Reforma tributária é uma das expressões mais utilizadas e menos explicadas no debate público brasileiro. Da situação à oposição, da extrema-direita à extrema-esquerda, não há quem não se proclame favorável à reforma tributária. É claro que cada um usa esse rótulo pensando em um conteúdo bem diferente do dos demais. No entanto, como ninguém entra em detalhes, parece que há um grande consenso nacional a favor dessa reforma. Mas como a realidade sempre se impõe à fantasia e tal consenso nunca existiu, passam governos e legislaturas e não se faz reforma tributária nenhuma.
As dificuldades são muitas. Mudar a tributação exige emendar a Constituição, o que necessita de apoio de três quintos dos membros do Congresso em dois turnos de votação. Nenhum partido ou bloco parlamentar alcança tal maioria. Ademais, temas tributários raramente obtêm unanimidade dentro de uma legenda.

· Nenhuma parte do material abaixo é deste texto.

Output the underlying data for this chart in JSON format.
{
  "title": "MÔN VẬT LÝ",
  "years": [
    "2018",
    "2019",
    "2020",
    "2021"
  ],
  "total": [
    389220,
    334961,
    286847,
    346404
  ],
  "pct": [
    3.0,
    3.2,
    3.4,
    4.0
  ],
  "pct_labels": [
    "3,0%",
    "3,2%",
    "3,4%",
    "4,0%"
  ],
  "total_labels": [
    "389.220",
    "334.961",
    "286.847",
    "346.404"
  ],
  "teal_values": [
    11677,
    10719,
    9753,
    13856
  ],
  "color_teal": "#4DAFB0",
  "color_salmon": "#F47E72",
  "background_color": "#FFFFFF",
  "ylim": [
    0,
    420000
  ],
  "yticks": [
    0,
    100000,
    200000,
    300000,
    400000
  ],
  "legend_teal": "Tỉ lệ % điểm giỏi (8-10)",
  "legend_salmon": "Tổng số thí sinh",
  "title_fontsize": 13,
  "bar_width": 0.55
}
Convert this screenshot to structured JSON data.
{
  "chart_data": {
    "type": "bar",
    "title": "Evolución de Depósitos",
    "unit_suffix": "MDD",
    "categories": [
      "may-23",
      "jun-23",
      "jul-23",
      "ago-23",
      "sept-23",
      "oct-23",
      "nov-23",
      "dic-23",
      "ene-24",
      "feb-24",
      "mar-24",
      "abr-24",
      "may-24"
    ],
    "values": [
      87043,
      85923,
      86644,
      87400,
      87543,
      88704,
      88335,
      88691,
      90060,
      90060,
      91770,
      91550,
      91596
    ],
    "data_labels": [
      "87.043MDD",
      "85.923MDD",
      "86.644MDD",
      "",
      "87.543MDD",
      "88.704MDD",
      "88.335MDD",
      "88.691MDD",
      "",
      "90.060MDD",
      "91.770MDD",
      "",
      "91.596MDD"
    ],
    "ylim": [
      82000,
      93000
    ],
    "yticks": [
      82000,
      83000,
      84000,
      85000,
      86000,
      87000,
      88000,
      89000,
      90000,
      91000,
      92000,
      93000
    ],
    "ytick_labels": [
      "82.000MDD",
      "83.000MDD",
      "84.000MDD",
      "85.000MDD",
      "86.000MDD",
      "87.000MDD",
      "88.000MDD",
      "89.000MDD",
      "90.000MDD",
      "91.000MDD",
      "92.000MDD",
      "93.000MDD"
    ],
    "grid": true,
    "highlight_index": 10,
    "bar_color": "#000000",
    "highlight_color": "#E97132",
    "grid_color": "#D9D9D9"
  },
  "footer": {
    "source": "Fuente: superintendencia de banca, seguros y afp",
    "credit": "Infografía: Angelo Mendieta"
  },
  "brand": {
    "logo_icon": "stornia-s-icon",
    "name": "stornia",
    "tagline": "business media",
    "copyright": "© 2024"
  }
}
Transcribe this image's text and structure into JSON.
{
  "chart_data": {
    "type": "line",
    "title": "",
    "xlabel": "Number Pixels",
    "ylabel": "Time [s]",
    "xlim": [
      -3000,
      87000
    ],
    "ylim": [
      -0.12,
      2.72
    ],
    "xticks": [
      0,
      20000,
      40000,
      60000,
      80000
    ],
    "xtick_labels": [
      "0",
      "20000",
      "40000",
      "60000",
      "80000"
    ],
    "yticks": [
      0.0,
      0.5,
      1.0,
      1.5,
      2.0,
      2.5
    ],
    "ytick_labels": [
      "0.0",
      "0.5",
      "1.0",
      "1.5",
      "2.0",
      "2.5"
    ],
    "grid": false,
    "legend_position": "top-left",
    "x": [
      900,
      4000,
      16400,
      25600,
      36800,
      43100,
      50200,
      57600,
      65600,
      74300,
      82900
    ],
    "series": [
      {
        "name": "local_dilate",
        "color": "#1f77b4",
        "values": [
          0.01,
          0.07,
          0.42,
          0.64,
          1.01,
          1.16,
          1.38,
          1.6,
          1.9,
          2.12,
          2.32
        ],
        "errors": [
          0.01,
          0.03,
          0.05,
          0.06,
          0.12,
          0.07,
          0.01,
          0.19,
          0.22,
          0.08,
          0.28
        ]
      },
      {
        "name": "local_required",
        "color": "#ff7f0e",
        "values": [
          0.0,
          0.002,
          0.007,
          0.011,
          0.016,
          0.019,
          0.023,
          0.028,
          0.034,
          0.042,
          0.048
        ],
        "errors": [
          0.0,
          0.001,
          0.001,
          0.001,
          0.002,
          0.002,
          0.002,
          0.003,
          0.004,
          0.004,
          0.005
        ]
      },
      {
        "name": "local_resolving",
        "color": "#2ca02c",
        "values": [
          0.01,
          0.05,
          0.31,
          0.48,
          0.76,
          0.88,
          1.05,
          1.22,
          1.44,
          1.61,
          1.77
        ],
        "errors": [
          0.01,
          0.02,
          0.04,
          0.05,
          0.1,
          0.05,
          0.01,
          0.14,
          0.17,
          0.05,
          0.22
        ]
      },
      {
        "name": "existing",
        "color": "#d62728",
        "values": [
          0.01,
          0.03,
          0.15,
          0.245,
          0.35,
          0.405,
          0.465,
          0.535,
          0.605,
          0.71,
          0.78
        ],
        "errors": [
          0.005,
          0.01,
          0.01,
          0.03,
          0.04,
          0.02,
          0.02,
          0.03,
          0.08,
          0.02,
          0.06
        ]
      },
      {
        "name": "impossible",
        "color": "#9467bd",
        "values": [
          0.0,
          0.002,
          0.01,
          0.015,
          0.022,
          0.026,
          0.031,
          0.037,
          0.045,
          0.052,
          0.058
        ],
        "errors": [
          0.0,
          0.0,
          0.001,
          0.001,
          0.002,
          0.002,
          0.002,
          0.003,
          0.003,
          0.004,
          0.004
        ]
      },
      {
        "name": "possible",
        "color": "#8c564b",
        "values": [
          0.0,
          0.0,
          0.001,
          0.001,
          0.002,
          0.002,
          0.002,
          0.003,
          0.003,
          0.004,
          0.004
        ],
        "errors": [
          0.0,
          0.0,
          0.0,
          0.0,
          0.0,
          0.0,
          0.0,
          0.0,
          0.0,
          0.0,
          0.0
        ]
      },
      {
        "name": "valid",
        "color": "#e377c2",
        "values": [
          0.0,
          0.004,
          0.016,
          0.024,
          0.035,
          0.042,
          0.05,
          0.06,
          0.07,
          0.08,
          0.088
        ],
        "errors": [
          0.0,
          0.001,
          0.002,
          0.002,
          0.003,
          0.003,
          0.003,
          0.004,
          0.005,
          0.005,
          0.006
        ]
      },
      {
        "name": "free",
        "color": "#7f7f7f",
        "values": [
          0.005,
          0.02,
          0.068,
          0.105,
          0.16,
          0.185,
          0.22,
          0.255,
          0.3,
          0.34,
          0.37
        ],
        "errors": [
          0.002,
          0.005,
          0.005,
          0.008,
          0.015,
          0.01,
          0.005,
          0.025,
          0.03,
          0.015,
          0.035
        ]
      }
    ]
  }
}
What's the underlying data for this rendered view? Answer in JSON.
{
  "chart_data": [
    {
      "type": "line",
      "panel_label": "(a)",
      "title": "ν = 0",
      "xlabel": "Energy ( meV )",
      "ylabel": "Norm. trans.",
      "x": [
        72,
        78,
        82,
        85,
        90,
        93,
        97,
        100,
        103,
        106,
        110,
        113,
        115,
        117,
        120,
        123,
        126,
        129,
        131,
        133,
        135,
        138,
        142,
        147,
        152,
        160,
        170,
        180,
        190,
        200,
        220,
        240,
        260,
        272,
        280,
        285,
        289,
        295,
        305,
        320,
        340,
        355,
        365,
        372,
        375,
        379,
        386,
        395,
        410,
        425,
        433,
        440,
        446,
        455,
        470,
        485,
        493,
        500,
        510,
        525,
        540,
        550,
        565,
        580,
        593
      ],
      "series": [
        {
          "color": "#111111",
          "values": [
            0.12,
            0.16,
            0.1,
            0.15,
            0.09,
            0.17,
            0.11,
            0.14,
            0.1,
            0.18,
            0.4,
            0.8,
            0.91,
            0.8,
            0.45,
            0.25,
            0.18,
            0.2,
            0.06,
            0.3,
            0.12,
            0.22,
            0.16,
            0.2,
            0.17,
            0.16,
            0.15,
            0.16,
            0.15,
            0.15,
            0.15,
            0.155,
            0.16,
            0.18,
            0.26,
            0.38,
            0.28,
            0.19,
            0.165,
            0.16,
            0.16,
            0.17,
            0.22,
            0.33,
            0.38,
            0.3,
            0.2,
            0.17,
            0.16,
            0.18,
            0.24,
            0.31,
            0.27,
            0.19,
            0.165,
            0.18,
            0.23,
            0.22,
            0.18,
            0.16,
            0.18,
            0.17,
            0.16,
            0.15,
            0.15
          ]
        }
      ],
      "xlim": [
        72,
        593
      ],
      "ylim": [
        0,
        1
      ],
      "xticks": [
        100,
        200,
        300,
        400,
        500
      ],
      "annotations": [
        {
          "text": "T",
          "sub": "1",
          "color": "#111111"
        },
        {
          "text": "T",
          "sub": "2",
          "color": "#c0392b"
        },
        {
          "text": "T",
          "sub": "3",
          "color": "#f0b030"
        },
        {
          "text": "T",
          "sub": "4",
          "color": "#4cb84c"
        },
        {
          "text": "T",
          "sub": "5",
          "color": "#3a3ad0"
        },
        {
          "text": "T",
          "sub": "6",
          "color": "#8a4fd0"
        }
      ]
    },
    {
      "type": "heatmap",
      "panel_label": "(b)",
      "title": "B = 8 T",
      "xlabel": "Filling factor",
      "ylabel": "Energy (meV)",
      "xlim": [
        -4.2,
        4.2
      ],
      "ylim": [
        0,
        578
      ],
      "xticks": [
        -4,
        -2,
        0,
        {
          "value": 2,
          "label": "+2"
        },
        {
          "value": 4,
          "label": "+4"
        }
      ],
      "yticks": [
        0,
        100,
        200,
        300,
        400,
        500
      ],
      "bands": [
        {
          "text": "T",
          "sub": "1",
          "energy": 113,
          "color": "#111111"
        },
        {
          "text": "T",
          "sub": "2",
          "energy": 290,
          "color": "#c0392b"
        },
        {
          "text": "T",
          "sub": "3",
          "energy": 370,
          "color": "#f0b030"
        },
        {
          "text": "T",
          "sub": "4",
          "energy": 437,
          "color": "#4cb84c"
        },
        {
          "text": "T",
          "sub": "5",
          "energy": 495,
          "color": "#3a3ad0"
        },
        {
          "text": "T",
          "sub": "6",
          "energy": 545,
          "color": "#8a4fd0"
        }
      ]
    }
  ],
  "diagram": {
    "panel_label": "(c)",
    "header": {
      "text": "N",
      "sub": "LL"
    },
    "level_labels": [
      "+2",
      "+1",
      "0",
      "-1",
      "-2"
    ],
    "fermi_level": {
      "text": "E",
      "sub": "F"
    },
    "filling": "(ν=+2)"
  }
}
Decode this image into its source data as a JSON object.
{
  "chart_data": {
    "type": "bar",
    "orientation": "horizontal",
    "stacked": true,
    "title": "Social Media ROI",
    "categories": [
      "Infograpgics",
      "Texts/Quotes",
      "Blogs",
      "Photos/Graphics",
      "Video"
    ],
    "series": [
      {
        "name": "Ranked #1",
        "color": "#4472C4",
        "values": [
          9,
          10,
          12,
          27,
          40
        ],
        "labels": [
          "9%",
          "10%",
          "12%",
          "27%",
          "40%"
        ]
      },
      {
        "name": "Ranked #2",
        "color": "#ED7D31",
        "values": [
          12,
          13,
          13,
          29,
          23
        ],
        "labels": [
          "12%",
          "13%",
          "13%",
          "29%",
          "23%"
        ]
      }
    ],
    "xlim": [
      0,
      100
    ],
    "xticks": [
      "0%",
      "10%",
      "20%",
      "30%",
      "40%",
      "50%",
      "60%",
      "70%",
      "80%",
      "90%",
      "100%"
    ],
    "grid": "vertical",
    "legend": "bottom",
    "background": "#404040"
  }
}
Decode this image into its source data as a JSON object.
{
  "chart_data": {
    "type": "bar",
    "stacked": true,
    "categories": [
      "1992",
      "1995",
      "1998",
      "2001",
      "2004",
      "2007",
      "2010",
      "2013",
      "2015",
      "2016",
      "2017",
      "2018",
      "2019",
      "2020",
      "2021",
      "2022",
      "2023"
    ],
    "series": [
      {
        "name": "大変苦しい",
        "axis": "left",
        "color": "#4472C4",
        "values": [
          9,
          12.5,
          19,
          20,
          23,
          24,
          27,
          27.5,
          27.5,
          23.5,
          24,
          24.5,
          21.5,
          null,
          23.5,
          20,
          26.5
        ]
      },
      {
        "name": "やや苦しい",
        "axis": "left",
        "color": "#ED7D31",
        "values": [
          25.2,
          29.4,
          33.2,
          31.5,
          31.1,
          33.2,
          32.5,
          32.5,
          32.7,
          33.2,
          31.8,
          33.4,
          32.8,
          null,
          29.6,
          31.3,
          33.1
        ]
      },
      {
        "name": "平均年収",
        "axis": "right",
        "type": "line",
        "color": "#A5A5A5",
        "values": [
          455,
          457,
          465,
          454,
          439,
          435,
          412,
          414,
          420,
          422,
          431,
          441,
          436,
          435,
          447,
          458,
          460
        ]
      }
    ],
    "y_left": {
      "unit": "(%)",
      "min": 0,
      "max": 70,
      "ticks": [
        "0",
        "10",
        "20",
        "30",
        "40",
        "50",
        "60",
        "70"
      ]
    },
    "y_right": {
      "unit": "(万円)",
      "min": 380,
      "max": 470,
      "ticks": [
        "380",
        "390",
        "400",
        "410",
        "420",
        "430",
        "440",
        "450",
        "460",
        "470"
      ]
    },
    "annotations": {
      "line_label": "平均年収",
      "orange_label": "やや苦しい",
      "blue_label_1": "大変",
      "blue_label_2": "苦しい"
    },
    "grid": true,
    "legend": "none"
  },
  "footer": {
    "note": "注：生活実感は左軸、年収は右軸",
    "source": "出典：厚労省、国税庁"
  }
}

Em tese, todos desejam reduzir, ou pelo menos estabilizar, a carga tributária total. Ao mesmo tempo, proclamam sua intenção de expandir políticas sociais, investir em infraestrutura e melhorar a qualidade dos serviços públicos. Tudo isso sem demitir servidores ou aumentar o endividamento e mantendo a inflação sob controle. Não é preciso ser um gênio em ciências econômicas para concluir que resolver essa equação não é tarefa simples, se é que é possível.
Para se criar uma base mínima de compreensão sobre o tema é preciso conhecer os fatos. Em 2012, a carga tributária representou 34,5% do Produto Interno Bruto. Todavia, seu impacto não foi uniforme entre as classes sociais e esferas governamentais. A maior parte dos tributos (52%) recaiu sobre o consumo e os rendimentos do trabalho, ao passo que os rendimentos do capital representaram apenas 15% do total arrecadado. Famílias com renda até dois salários mínimos pagaram 45,8% de sua renda líquida em impostos indiretos; famílias com renda superior a trinta salários mínimos pagaram 16,4%.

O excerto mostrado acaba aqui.